Pour autant, la force majeure invoquée par l’Etat sera difficilement retenue dès lors que ce dernier dispose de plusieurs outils et Conseils scientifiques pour anticiper ou gérer les crises sanitaire notamment par l’Etablissement de Préparation et de Réponse aux Urgences sanitaires institué par la loi n°2007-294 du 5 mars 2007 et le Haut Conseil Scientifique.

Responsabilité des membres du Gouvernement

En sus de la responsabilité administrative pour faute simple de l’Etat, les membres du Gouvernement peuvent voir leur responsabilité pénale engagée dans l’exercice de leur fonction notamment sur le fondement du délit d’abstention de prendre ou de provoquer les mesures permettant de combattre un sinistre

Juridiction compétente

Depuis la révision constitutionnelle du 27 juillet 1993 suite à l’affaire du sang contaminé, les membres du gouvernement (Premier ministre, ministres, secrétaires d’État) sont soumis à une juridiction spéciale, la Cour de justice de la République dont l’organisation a été décrite par la loi organique du 23 novembre 1993

Cette Cour répressive spécialisée, au même titre que les Tribunaux maritimes commerciaux, est compétente pour connaître des actes délictueux ou criminels commis dans l’exercice de leur fonction.  Les infractions n’ayant aucun lien avec la conduite de la politique de la nation sont du ressort des juridictions pénales de droit commun.

Cette Juridiction peut être saisie soit la par le justiciable qui se prétend lésée par un crime ou un délit commis par un membre du Gouvernement dans l’exercice de ses fonctions, soit par le Procureur général près la Cour de cassation en application de l‘article 68-2 de la Constitution

L’opportunité des poursuites et actions devant ce Tribunal ressort de la compétence d’une commission des requêtes.

Délit d’abstention de prendre ou de provoquer les mesures permettant de combattre un sinistre

Il s’agit d’une infraction de commission dite par omission c’est à dire comme étant un acte positif, mais pour des raisons sociales et morales, le droit admet que l’auteur peut être punissable même s’il a provoqué le résultat par sa passivité et son inaction.

Quiconque s’abstient volontairement de prendre ou de provoquer les mesures permettant, sans risque pour lui ou pour les tiers, de combattre un sinistre de nature à créer un danger pour la sécurité des personnes est puni de deux ans d’emprisonnement et de 30 000 euros d’amende (Article 223-7 du code pénal)

Cette infraction de commission par omission utilise un critère de causalité hypothétique.
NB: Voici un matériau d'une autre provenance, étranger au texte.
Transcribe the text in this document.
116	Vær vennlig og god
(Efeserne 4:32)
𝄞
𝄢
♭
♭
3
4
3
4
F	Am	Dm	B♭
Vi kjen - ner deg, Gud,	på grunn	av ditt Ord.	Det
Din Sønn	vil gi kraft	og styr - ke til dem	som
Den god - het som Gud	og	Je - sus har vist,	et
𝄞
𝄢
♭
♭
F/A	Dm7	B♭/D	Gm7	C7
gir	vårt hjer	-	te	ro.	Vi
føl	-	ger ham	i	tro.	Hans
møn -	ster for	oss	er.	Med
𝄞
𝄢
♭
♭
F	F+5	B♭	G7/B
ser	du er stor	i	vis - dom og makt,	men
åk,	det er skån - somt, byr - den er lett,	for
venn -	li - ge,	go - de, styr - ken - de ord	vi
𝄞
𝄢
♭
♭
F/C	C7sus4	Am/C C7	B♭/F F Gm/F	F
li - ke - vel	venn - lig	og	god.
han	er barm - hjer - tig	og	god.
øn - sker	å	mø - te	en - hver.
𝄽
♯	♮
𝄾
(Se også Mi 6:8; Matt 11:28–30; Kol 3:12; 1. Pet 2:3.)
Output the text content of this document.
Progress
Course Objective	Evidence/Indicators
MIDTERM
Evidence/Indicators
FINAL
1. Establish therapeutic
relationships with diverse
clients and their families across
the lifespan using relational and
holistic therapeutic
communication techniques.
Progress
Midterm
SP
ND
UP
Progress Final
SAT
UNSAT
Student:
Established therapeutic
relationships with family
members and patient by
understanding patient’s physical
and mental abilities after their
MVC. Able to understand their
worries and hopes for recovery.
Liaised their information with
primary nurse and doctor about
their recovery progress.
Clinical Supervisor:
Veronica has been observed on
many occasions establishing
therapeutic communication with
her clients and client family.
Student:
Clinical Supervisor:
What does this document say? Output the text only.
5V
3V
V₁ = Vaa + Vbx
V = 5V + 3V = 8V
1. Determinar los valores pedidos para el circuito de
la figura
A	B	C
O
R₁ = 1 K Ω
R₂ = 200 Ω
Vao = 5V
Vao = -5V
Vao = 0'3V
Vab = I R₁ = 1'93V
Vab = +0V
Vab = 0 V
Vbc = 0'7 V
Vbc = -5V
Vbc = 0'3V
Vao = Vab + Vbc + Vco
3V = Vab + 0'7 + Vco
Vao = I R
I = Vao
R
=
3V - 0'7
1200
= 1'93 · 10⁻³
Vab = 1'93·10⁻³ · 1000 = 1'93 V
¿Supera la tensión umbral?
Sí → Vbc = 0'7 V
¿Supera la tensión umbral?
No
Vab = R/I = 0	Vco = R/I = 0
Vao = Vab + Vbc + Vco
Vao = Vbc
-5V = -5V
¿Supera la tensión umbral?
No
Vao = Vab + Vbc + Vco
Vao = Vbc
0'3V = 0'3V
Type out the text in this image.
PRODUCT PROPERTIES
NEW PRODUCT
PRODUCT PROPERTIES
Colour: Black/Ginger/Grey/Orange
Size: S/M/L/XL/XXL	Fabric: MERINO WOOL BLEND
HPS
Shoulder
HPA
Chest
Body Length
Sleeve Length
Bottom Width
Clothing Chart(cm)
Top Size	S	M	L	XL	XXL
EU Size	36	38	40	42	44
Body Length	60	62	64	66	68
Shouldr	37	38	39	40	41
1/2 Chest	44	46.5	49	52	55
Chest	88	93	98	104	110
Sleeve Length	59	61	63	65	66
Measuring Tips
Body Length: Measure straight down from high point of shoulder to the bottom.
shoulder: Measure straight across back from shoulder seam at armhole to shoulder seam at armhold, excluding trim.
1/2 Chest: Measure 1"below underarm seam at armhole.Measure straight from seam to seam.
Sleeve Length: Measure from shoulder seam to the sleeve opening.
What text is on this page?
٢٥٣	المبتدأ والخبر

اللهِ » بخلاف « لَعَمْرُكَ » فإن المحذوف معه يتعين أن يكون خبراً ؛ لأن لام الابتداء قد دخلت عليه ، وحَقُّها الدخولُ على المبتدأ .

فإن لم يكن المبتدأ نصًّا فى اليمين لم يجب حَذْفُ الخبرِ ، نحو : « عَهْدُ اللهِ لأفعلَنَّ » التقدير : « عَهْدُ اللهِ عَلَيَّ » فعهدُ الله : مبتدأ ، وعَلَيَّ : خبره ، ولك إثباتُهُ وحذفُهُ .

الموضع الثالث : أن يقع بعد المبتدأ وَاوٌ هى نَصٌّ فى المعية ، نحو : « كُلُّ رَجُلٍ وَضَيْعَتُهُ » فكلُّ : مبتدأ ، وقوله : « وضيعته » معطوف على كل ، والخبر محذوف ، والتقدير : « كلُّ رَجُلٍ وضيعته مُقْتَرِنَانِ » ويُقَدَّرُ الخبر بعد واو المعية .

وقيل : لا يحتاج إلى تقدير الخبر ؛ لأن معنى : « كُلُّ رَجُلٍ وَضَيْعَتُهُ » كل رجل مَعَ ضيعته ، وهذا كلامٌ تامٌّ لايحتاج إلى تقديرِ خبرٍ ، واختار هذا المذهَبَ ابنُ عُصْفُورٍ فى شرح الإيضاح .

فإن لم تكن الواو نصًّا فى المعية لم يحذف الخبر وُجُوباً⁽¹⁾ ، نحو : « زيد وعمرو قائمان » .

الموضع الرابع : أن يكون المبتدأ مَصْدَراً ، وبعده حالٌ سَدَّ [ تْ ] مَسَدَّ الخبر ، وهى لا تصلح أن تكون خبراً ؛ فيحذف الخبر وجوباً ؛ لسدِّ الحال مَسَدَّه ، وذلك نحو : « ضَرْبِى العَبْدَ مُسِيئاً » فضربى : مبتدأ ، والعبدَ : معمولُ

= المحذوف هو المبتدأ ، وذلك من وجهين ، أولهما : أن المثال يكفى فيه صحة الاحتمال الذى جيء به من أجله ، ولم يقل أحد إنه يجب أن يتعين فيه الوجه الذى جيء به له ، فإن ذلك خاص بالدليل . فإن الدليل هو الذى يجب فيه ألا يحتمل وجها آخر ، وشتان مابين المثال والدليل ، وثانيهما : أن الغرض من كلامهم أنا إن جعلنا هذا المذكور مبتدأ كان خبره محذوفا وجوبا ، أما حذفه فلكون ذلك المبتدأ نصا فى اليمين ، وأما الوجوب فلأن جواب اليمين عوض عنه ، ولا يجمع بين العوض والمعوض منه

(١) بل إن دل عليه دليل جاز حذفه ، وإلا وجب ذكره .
Autrement dit, au lieu de se demander si le résultat disparaît par la suppression du comportement, le juge doit démontrer que le résultat préjudiciable se serait produit même si l’auteur avait exécuté l’acte attendu.

Ce délit est une peine complémentaire du délit de non-assistance à personne en danger et permet ainsi de punir un défaut d’intervention au moment de survenance d’un sinistre alors même qu’aucune personne n’y est directement exposée.

A l’instar de toute infraction pénale, celle-ci suppose pour être caractérisée de démontrer un élément intentionnel. Ce délit punissant une abstention volontaire, le juge doit démontrer que le Gouvernement savait qu’un sinistre de nature à créer un danger pour la sécurité des personnes était en cours

Délit de délaissement

L’article 223-3 du Code pénal incrimine le fait de délaisser, en un lieu quelconque, une personne qui n’est pas en mesure de se protéger en raison de son âge ou de son état physique ou psychique.

L’infraction de délaissement de personne hors d’état de se protéger en raison de son état physique ou psychique ne peut constituer une omission immorale mais nécessite un acte positif dans la réalisation du délit, excluant toute attitude simplement négative ou passive.

Ce délit suppose la volonté d’abandonner définitivement la victime et dépasse donc la simple négligence, le défaut de surveillance ou encore l’absence d’intérêt.

En sens, ce délit ne pourrait qu’être difficilement constitué contre un membre du Gouvernement en tant qu’il suppose une action volontaire d’abandon de personnes vulnérables.